А Коллис Клэй уже рассказывал – тем же самым тоном, так же подчеркивая отдельные слова, – о студенческих братствах Нью-Хейвена. К этому времени Дик успел сообразить, что молодой человек влюблен в Розмари – на какой-то удивительный, непонятный манер. История с Хиллисом, судя по всему, на чувства Коллиса никак не повлияла, разве что внушила ему радостную уверенность в том, что Розмари «тоже человек».

– В «Костях»[45] отличные ребята подобрались, – говорил Коллис. – Да и в других братствах, вообще-то говоря, ничем не хуже. В Нью-Хейвен теперь столько народу набилось, что мы не всех и принять-то можем, увы.

Я опущу шторку, ты не против?

Да, опусти, слишком яркий свет.

…Дик пересек Париж и очутился в своем банке. Выписывая чек, он поглядывал на череду столов, прикидывая, кому из сидящих за ними клерков отдать его на оформление. Он писал, стараясь с головой уйти в это занятие, скрупулезно изучая перо, кропотливо выводя букву за буквой на листке бумаги, лежавшем поверх высокой стеклянной столешницы. И только раз поднял затуманенный взгляд, чтобы окинуть им почтовый отдел банка, но затем постарался затуманить и душу, целиком уйдя в то, с чем имел дело, – в чек, в перо, в стеклянную поверхность стола.

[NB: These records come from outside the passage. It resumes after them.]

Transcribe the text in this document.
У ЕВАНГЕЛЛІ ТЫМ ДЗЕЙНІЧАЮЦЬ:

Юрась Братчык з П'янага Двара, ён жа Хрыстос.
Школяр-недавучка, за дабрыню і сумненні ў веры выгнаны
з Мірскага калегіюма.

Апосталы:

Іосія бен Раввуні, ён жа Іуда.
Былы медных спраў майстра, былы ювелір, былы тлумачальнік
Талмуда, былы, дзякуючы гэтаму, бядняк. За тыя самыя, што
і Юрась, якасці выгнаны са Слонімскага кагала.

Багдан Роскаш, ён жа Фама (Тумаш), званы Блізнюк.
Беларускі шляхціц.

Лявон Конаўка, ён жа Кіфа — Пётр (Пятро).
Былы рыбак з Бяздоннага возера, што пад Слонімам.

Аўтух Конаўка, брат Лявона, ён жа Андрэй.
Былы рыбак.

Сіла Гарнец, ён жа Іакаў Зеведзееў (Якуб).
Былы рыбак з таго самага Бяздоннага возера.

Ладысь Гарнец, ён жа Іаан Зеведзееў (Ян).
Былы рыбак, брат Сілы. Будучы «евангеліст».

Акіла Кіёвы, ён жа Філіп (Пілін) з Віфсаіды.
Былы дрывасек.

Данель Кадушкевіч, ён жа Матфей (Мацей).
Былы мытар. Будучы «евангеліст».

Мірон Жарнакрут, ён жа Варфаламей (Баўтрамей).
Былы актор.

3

Однако Дик так и не решил, кому отдать чек, кто из клерков с наименьшей вероятностью сможет угадать, в какое прискорбное положение он попал и кто окажется наименее разговорчивым. Здесь был Перрин, учтивый уроженец Нью-Йорка, не раз предлагавший Дику позавтракать вместе в Американском клубе; был испанец Казасус, с которым он обычно разговаривал о каком-нибудь общем знакомом, даром что ни одного из них не видел лет уж двенадцать; был Мачхауз, который всегда осведомлялся, желает ли он снять деньги со счета жены или с собственного.

Выписывая на корешке чека сумму и подчеркивая ее двумя линиями, Дик решил обратиться к Пирсу, – тот молод, и особо сложного представления разыгрывать перед ним не придется. Зачастую легче разыграть представление, чем наблюдать за ним.

Но сначала он направился в отдел почты, и работавшая там женщина грудью отпихнула от края стола едва не свалившийся с него листок бумаги, и Дик подумал, что мужчине никогда не научиться владеть своим телом так, как умеет женщина. Он взял корреспонденцию, отошел от стола, просмотрел ее: счет от немецкого концерна за семнадцать книг по психиатрии; счет из «Брентано»; письмо из Буффало – от отца, почерк которого с каждым годом становился все неразборчивей; открытка от Томми Барбана – штемпель Феса, несколько шутливых фраз; письма от цюрихских врачей, оба на немецком; внушающий определенные сомнения счет от каннского штукатура; счет от краснодеревщика; письмо от издателя балтиморского медицинского журнала; разного рода извещения и приглашение на выставку начинающего художника; а кроме того, три письма для передачи Николь и одно – Розмари.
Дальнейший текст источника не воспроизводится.